What you'll learn:
- Explain how to make capital budgeting decisions
- Discuss the common scenarios related to capital budgeting decisions
- Calculate the net present value (NPV) for a capital budgeting decision
- Calculate the internal rate of return (IRR) for a capital budgeting decision
- Calculate the payback period for a capital budgeting decision
- Calculate the modified internal rate of return (MIRR)
- Compare capital budgeting projects
This course will show how to make capital budgeting decisions from a corporate finance perspective.
We will include many example problems, both in the format of presentations and Excel worksheet problems. The Excel worksheet presentations will include a downloadable Excel workbook with at least two tabs, one with the answer, the second with a preformatted worksheet that can be completed in a step-by-step process along with the instructional videos.
Capital budgeting decisions involve planning for projects and future cash flows extending more then one year into the future. The common example of a capital budgeting decision is the decision to purchase a large piece of equipment that will impact future cash flow for multiple years.

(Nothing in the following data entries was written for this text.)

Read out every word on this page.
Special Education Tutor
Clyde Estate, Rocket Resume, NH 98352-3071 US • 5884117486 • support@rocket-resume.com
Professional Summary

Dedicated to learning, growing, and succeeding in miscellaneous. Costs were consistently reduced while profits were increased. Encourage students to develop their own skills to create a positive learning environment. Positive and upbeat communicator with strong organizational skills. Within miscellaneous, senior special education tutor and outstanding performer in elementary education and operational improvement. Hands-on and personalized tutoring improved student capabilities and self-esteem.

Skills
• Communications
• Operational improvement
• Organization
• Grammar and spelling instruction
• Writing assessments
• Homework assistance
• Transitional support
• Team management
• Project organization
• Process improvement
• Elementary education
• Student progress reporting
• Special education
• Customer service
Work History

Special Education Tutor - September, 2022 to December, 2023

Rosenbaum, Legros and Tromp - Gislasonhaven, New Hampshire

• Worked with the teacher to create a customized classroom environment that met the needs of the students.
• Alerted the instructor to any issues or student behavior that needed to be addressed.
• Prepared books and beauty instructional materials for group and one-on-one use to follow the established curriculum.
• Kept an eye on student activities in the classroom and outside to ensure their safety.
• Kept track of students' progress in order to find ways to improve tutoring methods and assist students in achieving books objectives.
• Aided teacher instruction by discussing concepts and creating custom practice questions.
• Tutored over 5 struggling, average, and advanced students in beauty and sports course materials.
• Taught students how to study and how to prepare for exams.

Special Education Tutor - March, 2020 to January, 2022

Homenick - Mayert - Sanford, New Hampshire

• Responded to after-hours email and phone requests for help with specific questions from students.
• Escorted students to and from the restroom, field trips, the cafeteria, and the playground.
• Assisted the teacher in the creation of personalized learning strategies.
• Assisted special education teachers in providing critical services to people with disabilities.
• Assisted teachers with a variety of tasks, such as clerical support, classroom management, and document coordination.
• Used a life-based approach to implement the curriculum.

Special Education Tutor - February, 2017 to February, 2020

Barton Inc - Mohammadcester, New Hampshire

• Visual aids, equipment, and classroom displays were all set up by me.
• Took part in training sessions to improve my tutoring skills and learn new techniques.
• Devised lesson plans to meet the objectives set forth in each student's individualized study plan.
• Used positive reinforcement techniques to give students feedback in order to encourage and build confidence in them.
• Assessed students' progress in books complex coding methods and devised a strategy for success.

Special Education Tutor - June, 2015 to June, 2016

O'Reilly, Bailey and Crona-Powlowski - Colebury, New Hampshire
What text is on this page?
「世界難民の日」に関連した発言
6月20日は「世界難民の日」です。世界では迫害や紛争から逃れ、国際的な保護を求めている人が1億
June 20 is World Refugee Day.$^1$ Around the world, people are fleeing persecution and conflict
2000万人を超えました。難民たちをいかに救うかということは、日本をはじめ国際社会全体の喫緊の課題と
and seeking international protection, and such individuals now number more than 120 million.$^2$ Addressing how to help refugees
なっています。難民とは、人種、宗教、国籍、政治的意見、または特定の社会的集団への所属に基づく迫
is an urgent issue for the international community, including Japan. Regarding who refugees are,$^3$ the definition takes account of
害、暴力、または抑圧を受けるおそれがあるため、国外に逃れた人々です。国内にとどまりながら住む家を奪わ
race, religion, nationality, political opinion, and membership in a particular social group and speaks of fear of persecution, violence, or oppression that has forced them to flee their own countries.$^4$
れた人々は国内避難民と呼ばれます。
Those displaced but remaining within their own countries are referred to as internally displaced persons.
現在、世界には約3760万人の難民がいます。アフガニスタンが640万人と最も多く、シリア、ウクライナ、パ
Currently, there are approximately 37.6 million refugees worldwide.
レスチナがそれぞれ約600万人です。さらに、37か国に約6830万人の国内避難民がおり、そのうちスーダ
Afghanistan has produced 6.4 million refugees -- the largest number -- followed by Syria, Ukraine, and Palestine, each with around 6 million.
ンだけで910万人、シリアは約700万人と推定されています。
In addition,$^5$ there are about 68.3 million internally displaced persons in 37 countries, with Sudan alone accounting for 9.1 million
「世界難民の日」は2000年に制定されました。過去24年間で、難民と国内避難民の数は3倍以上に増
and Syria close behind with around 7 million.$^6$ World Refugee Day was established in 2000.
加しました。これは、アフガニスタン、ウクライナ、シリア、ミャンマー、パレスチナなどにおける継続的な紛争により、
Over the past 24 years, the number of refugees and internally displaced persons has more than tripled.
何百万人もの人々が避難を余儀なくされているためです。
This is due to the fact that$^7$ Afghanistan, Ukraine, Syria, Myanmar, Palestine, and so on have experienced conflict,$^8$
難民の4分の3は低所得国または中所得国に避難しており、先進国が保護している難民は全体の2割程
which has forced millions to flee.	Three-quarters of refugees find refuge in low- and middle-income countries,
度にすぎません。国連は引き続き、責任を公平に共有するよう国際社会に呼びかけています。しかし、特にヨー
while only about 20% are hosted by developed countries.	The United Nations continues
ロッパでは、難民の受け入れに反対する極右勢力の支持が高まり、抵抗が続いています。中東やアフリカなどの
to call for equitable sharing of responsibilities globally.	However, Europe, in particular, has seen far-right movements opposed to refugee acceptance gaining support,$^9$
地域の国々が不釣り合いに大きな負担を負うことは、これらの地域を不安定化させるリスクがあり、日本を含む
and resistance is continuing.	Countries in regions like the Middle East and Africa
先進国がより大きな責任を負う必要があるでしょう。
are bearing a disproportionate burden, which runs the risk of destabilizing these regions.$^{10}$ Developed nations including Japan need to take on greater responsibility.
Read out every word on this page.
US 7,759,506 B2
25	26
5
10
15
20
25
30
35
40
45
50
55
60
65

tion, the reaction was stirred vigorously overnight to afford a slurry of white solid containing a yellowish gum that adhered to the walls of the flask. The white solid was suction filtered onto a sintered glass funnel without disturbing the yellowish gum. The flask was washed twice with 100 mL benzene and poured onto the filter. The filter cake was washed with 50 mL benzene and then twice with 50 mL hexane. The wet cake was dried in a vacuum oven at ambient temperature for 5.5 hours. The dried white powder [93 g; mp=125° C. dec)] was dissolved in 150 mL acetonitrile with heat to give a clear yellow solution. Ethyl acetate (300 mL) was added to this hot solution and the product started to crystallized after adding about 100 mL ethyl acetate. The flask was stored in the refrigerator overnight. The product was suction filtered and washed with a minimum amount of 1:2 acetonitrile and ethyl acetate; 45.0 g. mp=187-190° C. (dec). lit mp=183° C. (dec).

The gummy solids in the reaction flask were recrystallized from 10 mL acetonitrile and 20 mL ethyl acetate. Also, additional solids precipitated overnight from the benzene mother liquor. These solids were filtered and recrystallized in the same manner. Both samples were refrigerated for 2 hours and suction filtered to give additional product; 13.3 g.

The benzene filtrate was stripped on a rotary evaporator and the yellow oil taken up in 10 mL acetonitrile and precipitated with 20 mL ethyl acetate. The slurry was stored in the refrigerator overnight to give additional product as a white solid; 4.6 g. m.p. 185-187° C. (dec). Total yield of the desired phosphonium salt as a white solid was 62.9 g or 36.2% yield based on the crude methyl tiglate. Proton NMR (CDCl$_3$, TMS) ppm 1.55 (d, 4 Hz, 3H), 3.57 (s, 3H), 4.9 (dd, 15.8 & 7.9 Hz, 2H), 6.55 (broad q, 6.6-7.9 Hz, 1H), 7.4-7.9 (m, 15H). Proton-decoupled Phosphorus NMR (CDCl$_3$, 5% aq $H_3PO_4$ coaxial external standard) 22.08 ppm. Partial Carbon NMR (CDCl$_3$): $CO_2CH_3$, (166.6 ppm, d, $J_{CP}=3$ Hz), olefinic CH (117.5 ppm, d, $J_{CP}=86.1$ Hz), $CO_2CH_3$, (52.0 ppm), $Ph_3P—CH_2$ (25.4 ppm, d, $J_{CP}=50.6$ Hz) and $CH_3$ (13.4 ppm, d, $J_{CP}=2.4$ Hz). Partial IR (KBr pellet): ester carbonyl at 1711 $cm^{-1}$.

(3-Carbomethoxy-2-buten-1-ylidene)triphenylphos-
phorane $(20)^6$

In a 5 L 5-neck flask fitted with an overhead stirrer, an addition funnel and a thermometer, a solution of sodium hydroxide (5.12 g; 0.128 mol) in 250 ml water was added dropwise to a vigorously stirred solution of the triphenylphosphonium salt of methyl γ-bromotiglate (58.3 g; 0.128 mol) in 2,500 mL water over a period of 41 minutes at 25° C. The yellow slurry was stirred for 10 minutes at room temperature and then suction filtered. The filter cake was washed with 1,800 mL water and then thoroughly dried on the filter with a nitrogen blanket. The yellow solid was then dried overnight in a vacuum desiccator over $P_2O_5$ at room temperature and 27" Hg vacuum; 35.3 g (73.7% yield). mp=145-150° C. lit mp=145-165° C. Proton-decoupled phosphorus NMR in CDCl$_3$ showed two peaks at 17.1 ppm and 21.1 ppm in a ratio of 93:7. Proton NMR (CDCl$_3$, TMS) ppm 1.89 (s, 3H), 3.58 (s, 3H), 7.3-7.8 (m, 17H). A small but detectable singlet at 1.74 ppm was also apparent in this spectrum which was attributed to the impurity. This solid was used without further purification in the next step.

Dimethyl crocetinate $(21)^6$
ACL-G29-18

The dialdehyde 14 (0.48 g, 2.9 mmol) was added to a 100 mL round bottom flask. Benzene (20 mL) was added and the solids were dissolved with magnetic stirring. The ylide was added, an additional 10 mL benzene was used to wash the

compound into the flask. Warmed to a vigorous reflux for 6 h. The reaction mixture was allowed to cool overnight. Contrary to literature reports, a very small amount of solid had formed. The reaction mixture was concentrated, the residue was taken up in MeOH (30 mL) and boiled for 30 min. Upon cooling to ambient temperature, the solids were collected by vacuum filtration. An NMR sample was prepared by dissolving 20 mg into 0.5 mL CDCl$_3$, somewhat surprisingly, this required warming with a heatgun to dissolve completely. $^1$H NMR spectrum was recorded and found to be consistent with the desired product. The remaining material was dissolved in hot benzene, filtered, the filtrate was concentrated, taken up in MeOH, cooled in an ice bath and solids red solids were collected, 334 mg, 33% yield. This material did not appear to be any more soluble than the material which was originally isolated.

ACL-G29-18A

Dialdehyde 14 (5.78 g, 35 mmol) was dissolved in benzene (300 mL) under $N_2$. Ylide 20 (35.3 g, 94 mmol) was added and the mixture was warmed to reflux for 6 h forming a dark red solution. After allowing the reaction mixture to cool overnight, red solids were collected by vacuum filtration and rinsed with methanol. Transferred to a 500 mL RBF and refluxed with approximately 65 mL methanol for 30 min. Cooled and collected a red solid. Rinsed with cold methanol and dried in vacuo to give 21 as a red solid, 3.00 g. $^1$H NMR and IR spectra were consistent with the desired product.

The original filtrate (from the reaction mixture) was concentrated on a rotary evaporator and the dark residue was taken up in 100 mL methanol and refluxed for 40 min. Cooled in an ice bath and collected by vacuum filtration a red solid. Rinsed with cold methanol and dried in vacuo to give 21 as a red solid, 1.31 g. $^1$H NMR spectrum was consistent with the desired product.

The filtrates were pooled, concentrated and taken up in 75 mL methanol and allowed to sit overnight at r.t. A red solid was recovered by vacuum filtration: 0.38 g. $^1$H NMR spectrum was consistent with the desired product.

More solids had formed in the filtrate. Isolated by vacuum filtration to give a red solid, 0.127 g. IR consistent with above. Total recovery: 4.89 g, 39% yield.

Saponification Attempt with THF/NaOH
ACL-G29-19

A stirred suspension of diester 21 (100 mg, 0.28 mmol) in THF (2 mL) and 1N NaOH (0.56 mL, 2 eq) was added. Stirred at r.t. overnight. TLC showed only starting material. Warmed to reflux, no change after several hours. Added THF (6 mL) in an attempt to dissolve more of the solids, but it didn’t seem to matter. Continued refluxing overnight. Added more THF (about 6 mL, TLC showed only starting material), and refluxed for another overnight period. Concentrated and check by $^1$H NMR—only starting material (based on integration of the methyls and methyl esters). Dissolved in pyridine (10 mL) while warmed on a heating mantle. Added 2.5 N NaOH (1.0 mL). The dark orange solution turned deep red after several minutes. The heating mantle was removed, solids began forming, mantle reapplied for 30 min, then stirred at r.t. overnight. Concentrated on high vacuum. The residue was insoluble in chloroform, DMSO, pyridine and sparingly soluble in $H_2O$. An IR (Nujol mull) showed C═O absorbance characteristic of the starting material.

The typical format of a capital budgeting decision often includes a cash out flow a time period zero, resulting in cash inflows, or reduced outflows due to increase efficiencies, over multiple years.
Because capital budgeting decisions impact cash flows for multiple years, time value of money concepts are used, including present value of one calculations and present value of annuity calculations.
The primary tools used in capital budgeting decisions are the net present value calculation (NPV) and the internal rate of return calculation (IRR). Both of these tools utilize time value of money concepts, and we will spend a lot of time with them.
We will also discuss the payback period calculation and the modified internal rate of return or (MIRR).